In landscape history it is important to note the influence on a particular period’s garden design or style.
Nothing happens in a vacuum.
It is the Dutch that gave us the word ‘landscape’ but they also influenced the English landscape garden of the early 1700s.
Tim Richardson writes in his book The Arcadian Friends: Inventing the English Landscape Garden: “It could be argued that the landscape movement was not primarily a reaction at all, but grew organically out of the tradition of the baroque formal garden, particularly the ‘Dutch’ elements of it, and in so doing retained many of its features.”

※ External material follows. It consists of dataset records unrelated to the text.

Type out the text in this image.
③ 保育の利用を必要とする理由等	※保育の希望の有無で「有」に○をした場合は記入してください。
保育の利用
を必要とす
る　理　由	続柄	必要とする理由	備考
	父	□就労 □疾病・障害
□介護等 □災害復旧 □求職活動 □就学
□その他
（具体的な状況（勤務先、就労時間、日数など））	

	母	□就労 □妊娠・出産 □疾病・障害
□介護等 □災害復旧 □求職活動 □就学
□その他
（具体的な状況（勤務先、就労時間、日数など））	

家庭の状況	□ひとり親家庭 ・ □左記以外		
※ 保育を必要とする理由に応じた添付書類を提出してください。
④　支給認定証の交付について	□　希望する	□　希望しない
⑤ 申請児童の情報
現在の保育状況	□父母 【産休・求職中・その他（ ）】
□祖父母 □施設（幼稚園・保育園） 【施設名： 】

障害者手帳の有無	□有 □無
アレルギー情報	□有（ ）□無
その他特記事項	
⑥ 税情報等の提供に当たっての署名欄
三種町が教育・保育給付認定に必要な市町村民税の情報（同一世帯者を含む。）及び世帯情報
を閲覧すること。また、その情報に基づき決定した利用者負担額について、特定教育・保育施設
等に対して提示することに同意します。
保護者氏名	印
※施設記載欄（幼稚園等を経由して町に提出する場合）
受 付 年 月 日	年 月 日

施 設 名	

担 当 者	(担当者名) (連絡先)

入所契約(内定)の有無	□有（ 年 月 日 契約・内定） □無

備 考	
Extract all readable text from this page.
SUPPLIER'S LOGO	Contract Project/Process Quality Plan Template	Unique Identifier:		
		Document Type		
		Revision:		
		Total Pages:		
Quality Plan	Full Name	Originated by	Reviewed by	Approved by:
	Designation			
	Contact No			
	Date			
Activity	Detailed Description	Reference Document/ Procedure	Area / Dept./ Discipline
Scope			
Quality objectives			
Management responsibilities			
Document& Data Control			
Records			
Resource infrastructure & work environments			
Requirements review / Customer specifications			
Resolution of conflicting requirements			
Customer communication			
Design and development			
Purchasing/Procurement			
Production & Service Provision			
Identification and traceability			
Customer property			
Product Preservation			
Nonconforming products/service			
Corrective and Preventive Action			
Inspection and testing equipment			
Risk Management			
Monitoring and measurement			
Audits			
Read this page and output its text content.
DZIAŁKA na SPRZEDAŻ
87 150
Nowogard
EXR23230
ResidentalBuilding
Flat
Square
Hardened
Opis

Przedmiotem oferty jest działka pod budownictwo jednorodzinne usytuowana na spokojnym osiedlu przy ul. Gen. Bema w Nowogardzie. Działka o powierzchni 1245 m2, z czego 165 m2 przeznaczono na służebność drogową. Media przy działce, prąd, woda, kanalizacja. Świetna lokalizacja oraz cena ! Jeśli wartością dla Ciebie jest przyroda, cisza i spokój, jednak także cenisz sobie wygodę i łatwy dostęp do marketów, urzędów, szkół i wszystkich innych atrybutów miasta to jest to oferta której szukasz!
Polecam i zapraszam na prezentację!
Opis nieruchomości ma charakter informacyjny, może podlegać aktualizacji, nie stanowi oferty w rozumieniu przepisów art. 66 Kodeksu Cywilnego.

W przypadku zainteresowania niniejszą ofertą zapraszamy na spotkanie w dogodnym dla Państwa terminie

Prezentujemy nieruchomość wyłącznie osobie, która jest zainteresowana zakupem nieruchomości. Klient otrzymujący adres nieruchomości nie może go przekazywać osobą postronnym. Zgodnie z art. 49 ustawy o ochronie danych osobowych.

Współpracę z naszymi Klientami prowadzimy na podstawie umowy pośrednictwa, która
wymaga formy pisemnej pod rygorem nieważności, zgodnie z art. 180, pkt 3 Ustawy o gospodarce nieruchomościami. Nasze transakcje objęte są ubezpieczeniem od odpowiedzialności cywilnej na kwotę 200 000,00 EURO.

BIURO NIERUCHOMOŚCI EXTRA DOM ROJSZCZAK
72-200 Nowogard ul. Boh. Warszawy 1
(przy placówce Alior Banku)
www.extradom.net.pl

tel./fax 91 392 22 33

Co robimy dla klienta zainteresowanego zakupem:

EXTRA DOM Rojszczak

The landscape garden borrowed features from the baroque garden, like the formal and symmetrical French design that one could see at Versailles with its grand formality, straight lines, elaborate parterres, and symmetry. The landscape of Louise XIV’s summer palace designed by Andre LeNotre illustrated a sense of human domination over nature. Nature is to be subservient to man, according to the philosophy of the baroque period. Religious sentiment too supported that view by interpreting the garden of Eden story with God’s command for human dominion over all of nature.
Hampton Court in the late 1600s illustrated that baroque look as well. [below]
Notice the straight lines in the design but also the use of water. All the plantings filling in each partere surrounding the fountain illustrate the formal look of the design.The grand view with a lawn would become the signature look of the landscape garden, but it was also part of the baroque style at Versailles where the lawns swept down from the Palace.
The English borrowed the very name of this art form of using plants, stone, and water to create an outdoor scene of natural beauty. Richardson writes, “The word ‘landskip’ was a term derived from the Dutch landscape or ‘land shape’, which was used exclusively to describe landscape paintings.”
It was both the Dutch and French influence in landscape design that the new English landscape garden of the early 1700s reflected.